Backstop Solutions Group only recently expanded its cloud-based portfolio monitoring software into private equity, but according to Adam Pinkert, that’s the optimal application for the product.
“A hedge fund, they buy or short a stock, then they just monitor it,” Pinkert said. On a private equity investment there could be consultants, lenders, maybe new management. “Are there add-on investments you’re going to make, are there roll-ups that you can make? There are all these moving parts you have to keep track of. Our software is very well-suited to perform that task.”
Founded by former Chicago-based hedge fund manager Clint Coghill, Backstop was originally intended to help with sales and marketing — or fundraising, in PE parlance. It developed into an investor relations product with a liquidity module, at which point “it became interesting to allocators, family offices, pensions, endowments, and even consultants.”
“The core background of the system has remained unchanged,” Pinkert said, even as Backstop has configured it to serve different niches in alternative investments. The private equity offering focuses on buyouts, venture capital and real estate. “All have almost identical needs, with a few different transaction types built in.” The software-as-a-service (SaaS) model means that clients are “able to use all of it or just parts of it, depending on how they want to subscribe.”
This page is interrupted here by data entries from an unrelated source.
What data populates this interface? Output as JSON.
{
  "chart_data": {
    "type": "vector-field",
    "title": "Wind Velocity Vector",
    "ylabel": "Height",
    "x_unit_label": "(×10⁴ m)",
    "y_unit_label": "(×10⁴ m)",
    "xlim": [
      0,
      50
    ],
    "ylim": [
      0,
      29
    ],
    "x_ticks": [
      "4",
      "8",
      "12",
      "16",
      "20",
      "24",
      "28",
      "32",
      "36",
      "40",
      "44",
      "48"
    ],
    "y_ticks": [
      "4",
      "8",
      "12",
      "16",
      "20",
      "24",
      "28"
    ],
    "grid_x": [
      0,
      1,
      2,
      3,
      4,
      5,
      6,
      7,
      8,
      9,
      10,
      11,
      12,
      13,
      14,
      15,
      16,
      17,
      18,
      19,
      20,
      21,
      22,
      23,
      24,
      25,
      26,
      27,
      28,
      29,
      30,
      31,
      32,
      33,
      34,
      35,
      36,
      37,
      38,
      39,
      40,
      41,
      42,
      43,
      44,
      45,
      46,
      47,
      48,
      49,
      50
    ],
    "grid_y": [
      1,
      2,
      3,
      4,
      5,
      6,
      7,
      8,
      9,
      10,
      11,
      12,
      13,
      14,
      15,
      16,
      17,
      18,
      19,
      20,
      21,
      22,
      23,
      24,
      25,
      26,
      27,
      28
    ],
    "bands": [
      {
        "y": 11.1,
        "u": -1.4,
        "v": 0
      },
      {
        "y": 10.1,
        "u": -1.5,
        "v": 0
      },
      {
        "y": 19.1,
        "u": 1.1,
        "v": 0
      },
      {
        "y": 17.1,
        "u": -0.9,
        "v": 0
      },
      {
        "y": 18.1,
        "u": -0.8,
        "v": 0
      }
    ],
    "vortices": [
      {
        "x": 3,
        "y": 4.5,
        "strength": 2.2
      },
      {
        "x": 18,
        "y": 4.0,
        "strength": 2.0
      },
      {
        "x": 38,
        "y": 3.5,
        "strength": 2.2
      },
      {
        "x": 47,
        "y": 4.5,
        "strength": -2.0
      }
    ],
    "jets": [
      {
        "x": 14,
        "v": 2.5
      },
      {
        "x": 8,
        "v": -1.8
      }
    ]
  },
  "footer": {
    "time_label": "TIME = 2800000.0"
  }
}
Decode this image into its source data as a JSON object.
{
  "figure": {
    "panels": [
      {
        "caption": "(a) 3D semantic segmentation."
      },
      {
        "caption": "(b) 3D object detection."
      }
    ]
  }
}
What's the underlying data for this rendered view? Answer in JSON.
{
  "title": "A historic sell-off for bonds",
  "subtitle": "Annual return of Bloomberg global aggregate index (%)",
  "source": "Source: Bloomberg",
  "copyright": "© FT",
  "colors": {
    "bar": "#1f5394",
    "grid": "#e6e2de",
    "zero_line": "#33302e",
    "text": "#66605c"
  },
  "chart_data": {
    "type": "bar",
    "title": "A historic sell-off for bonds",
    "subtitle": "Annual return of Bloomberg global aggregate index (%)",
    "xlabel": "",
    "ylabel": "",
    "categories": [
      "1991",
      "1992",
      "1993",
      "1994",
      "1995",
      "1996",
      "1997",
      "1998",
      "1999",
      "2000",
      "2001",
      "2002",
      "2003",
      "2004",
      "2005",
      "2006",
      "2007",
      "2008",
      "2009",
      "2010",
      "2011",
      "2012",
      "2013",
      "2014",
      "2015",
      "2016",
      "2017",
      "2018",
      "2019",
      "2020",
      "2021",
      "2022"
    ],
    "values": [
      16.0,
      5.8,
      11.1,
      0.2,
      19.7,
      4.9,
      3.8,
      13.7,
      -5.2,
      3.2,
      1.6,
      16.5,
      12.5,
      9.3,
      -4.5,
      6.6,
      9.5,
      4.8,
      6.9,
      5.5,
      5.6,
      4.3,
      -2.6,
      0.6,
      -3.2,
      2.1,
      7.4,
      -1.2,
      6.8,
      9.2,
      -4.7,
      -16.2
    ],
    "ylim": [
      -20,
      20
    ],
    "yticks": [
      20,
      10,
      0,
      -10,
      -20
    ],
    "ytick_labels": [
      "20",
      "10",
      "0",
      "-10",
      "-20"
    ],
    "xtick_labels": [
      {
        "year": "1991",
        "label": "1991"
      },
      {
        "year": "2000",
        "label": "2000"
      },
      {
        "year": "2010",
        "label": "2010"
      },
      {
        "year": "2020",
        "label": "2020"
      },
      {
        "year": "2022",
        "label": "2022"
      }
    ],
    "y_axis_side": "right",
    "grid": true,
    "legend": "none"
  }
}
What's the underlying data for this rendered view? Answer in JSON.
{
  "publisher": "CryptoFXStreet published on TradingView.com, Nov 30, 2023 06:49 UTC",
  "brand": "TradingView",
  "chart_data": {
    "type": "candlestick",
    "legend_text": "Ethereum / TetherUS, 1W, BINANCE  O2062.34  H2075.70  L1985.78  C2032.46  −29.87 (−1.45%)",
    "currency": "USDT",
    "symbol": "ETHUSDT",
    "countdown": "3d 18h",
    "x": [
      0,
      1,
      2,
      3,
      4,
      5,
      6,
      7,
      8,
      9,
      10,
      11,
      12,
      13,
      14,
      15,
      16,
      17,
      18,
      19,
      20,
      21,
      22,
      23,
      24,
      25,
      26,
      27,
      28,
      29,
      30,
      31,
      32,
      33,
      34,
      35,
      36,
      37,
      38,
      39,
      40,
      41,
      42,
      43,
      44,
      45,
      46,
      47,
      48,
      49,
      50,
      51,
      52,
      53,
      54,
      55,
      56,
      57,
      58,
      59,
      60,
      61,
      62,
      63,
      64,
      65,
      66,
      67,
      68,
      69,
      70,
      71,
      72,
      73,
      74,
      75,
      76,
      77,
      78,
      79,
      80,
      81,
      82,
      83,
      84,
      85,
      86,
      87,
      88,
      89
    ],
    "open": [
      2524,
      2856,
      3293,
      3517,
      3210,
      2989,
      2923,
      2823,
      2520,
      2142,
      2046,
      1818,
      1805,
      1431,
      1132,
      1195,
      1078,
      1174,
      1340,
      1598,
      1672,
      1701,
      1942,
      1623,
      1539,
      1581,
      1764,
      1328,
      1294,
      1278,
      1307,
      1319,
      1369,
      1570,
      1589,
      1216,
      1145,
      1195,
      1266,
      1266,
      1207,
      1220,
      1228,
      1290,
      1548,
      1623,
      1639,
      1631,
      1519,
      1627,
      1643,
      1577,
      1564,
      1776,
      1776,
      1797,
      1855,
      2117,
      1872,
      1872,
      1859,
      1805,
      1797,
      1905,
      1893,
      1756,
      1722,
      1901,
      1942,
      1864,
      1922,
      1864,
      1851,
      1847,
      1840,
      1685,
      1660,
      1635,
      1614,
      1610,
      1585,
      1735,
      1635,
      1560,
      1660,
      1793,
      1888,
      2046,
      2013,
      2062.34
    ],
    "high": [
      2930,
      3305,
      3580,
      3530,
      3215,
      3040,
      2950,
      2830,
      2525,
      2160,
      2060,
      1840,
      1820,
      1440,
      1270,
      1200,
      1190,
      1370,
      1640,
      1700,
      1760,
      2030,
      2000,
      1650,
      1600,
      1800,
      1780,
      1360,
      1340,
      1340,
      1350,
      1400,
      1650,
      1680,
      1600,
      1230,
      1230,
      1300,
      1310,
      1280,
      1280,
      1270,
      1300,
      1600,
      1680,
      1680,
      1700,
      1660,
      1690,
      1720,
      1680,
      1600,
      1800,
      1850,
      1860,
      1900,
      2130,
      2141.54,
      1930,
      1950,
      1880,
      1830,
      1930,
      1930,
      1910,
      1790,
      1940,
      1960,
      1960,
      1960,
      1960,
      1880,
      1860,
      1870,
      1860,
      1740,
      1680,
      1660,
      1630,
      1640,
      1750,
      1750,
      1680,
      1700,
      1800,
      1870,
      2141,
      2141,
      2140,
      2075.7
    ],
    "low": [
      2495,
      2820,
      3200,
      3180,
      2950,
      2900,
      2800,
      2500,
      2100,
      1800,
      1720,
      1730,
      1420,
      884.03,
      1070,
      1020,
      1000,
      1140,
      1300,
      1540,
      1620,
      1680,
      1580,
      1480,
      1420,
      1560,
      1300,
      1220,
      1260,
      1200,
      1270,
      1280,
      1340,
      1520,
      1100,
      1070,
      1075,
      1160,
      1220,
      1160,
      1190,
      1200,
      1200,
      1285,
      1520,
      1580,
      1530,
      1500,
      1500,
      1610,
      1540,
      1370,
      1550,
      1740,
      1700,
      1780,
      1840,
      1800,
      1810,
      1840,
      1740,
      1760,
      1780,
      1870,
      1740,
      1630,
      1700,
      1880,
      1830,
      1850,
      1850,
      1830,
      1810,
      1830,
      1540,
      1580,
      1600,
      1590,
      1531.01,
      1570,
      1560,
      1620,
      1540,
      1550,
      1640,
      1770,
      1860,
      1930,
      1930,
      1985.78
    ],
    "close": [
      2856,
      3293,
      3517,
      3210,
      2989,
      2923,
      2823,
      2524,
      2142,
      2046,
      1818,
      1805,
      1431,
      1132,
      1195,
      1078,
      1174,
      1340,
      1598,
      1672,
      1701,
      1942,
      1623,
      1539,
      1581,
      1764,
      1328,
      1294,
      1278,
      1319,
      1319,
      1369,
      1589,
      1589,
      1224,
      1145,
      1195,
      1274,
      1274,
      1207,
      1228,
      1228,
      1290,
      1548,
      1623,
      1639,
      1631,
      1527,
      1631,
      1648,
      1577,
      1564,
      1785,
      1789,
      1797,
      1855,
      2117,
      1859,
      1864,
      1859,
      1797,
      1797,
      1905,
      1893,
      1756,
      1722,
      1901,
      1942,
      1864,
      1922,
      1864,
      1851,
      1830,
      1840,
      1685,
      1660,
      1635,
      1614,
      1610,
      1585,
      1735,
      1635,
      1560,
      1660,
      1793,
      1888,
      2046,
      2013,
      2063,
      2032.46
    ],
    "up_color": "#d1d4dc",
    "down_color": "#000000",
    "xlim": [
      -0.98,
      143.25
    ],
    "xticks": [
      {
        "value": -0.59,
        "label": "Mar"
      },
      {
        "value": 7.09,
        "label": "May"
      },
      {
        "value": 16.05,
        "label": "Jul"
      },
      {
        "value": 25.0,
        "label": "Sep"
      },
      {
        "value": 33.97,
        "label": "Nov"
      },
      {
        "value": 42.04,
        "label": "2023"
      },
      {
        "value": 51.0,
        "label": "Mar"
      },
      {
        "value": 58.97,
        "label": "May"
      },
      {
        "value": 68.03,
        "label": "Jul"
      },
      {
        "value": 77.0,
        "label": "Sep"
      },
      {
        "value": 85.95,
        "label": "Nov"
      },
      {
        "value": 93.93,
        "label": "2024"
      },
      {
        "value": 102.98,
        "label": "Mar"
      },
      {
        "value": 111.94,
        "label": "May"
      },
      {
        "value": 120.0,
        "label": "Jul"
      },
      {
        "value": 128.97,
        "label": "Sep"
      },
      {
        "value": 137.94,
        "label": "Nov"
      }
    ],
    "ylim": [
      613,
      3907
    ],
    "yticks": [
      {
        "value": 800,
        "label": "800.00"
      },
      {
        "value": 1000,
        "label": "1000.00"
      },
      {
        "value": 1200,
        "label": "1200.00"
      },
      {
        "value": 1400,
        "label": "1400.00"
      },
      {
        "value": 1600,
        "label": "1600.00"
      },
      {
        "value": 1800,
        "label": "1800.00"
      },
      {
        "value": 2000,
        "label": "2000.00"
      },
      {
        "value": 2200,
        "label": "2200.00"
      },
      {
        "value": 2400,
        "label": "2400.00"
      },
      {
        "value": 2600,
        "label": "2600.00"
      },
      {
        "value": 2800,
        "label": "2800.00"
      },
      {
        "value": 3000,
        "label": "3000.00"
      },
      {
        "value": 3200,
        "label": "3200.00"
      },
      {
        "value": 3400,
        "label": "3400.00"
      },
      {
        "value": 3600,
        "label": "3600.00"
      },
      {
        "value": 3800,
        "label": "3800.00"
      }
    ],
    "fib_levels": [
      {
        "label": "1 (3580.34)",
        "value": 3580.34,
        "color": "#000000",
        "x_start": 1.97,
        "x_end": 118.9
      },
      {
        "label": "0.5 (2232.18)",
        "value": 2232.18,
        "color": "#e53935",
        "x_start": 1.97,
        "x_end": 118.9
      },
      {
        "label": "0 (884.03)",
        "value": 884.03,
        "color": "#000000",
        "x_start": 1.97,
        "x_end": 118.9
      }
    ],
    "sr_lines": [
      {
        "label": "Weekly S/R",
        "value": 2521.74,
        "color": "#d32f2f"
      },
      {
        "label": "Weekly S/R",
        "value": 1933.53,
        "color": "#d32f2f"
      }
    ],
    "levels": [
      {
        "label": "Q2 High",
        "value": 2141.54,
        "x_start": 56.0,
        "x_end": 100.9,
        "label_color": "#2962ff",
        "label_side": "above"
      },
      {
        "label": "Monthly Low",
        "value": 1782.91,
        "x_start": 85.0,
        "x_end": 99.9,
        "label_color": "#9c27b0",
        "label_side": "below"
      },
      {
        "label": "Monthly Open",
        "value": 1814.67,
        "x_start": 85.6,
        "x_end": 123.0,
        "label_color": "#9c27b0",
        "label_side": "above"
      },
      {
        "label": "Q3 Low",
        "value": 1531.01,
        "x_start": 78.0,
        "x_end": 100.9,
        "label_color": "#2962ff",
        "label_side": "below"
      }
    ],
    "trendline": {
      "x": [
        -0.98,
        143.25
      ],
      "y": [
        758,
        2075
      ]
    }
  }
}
“Our sweet spot is middle-market,” Pinkert said — funds up to $500 million. “We do have some funds that are up to $2 billion.”
Pinkert learned the private equity business on a consulting project with a Chicago real estate fund. He continued to work in that sector, finding deal sponsors, until “2008 happened and there were no more deals to be done for a while.”
At that time private equity, which had been very paper-based, was moving to a portal model, something Pinkert was familiar with from a prior job in internet consulting. He went to work for Investment Café, a provider of portals to the alternative investment industry. (“No one had one and everyone needed one.”) That company was bought by eFront, and Pinkert became business development manager for the western region.
Pinkert said eFront’s software “comes at it from more of GL [general ledger] viewpoint,” whereas Backstop’s is more “managerial.” GPs can fundraise, produce capital call and distribution notices and generate performance metrics, “to the point where it can produce quarterly reports.”
On the portfolio side, the software can track deal flow, deploy capital and monitor asset values. Portfolio companies can enter KPIs directly into the system, which then highlights areas of concern.
Complexity is the engine of demand for the product, Pinkert said, which can replace “disparate systems” that aren’t “necessarily institutionalized, so they’re exposed to key man risk, if something happens to one person and all their spreadsheets.”
These days everyone’s got a database: “All this information has to be populated. Ease of access to systems on the consumer side has driven a requirement for greater systems on the manager side, so that they can solve for the questions that are being asked.”